11. The lithium ion battery of claim 10, wherein the hardening is (i) either a combination of epoxy resin and fatty amine (ii) or a combination of epoxy resin and aromatic amine; and wherein the hardening has a weight percentage of 0.01 to 19.9.

12. The lithium ion battery of claim 11, wherein the fatty amine is either 1,2-ethylenediamine or diethylenetriamine.

13. The lithium ion battery of claim 11, wherein the aromatic amine is m-phenylenediamine.

14. The lithium ion battery of claim 9, further comprising adding plasticizer to the PVC adhesive.

15. The lithium ion battery of claim 14, wherein the plasticizer is either dibutyl phthalate or dioctyl phthalate; and wherein the plasticizer has a weight percentage of 0.01 to 15.0.
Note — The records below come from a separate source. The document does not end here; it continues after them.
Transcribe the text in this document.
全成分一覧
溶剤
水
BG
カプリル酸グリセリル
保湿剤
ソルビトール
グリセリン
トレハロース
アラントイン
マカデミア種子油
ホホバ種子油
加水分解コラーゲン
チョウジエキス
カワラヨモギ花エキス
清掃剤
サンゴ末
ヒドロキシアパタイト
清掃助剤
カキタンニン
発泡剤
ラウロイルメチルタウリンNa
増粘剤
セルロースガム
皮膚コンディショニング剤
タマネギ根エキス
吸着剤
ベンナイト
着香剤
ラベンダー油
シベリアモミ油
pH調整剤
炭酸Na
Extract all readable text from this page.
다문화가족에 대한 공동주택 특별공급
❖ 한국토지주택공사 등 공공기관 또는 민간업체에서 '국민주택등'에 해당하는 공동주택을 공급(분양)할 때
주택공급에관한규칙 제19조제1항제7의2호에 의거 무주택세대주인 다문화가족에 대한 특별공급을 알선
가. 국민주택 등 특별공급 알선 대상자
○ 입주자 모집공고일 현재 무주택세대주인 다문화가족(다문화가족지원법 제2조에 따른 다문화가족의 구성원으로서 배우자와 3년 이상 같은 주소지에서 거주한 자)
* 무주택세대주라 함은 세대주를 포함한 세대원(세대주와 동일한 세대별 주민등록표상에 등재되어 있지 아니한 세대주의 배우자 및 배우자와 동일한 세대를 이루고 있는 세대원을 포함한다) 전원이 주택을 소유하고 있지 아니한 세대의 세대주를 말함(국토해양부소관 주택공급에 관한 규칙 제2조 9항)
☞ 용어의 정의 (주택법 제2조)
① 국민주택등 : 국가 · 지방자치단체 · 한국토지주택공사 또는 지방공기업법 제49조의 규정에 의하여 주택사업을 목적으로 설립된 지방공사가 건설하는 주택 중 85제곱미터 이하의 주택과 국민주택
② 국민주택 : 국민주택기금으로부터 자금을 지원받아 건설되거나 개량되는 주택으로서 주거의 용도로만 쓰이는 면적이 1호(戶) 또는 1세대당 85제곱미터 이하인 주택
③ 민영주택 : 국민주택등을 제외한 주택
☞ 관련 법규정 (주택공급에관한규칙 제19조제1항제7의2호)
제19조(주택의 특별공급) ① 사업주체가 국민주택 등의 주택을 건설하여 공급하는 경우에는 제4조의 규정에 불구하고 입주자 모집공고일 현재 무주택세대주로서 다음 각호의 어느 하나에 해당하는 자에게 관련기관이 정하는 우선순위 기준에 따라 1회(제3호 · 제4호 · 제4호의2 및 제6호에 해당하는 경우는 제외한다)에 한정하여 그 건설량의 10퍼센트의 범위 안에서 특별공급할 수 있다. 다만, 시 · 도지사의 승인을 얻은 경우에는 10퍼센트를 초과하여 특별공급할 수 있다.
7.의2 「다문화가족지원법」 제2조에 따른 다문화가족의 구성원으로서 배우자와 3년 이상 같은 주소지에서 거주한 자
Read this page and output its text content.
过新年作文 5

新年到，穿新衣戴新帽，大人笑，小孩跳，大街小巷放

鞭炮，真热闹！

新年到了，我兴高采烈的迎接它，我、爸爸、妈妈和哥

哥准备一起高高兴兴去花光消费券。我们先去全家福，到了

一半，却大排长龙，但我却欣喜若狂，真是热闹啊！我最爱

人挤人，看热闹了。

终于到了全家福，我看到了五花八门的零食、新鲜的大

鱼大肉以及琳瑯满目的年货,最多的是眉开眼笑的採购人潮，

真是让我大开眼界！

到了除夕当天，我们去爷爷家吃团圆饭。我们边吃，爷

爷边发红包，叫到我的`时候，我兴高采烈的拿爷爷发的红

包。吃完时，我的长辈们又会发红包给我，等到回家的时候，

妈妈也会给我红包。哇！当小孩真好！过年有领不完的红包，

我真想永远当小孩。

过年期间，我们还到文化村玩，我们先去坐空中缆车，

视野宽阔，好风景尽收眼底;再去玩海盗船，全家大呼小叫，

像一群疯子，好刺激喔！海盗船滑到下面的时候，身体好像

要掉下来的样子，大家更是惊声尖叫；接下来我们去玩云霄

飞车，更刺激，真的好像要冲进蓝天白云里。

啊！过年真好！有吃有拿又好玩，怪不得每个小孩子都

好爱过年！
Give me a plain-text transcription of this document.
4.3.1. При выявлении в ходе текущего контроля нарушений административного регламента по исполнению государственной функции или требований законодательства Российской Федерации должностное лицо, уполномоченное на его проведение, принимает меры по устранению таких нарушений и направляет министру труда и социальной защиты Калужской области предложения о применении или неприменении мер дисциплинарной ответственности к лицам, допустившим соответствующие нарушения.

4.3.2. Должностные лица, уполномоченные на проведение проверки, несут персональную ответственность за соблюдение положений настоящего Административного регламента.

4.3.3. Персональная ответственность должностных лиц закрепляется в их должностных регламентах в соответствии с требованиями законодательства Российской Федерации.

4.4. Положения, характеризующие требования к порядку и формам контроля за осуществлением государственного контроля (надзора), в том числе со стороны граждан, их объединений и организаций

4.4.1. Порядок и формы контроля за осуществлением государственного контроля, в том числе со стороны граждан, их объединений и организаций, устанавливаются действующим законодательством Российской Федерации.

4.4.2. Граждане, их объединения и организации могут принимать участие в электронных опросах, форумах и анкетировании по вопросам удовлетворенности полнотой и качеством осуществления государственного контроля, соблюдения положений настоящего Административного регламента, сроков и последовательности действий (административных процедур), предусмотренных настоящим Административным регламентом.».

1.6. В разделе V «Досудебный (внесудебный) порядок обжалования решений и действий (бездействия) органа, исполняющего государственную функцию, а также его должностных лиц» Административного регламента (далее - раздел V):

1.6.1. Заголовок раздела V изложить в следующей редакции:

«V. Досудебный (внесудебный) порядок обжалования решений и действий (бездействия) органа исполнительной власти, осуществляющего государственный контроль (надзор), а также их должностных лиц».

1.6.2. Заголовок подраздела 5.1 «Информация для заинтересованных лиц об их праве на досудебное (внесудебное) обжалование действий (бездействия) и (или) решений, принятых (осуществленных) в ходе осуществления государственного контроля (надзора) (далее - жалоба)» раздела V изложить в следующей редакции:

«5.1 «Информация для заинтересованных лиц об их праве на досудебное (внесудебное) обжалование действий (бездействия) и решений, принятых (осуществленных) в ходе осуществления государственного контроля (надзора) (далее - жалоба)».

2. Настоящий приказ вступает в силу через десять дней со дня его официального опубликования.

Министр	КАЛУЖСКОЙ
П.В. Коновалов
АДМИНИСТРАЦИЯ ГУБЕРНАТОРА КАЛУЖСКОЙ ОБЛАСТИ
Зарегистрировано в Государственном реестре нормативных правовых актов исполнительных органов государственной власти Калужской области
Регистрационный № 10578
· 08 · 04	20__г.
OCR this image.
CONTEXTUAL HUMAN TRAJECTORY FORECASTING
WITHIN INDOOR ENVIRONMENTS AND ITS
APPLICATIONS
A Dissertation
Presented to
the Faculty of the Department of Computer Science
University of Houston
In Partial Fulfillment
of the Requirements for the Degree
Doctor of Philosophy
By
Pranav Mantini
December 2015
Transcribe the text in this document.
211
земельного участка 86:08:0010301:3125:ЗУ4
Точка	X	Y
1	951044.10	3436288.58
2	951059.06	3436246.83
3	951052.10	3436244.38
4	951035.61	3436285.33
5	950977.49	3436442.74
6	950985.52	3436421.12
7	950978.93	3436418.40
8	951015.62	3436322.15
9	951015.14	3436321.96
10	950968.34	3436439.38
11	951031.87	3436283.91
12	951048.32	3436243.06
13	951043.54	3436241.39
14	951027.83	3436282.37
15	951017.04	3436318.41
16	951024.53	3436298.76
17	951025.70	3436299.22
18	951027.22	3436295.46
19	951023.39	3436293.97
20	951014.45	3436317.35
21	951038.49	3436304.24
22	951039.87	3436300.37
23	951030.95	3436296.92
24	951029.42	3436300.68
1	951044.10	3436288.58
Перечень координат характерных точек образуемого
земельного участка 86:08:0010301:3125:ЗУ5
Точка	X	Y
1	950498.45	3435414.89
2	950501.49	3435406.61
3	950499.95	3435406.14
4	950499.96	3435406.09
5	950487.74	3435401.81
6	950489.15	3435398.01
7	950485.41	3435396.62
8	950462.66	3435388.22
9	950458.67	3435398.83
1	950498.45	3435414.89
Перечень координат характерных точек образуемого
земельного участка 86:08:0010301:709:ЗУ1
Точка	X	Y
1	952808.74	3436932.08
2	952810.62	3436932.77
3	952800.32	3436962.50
16. The lithium ion battery of claim 8, wherein the PVC adhesive is prepared by mixing PVC plastic having a weight percentage of 5 with cyclohexanone having a weight percentage of 50 and tetrahydrofuran having a weight percentage of 45.

17. The lithium ion battery of claim 8, wherein the PVC adhesive is prepared by mixing PVC resin having a weight percentage of 3 with E-51 epoxy resin having a weight percentage of 10, dioctyl phthalate having a weight percentage of 3, cyclohexanone having a weight percentage of 55, toluene having a weight percentage of 24, and polyethylene polyamine having a weight percentage of 5.

18. The lithium ion battery of claim 8, wherein the PVC adhesive is prepared by mixing CPVC having a weight percentage of 55 with tetrahydrofuran having a weight percentage of 15, cyclohexane having a weight percentage of 15, and 2-butanone having a weight percentage of 15.

19. The lithium ion battery of claim 8, wherein the PVC adhesive is prepared by mixing PVC resin having a weight percentage of 20 with tetrahydrofuran having a weight percentage of 38, cyclohexane having a weight percentage of 38, and dibutyl phthalate having a weight percentage of 4.

20. The lithium ion battery of claim 8, wherein the electrolyte has hexamethyldisilazane (HMDS) having a weight percentage of about 0.000,000,1 to 10.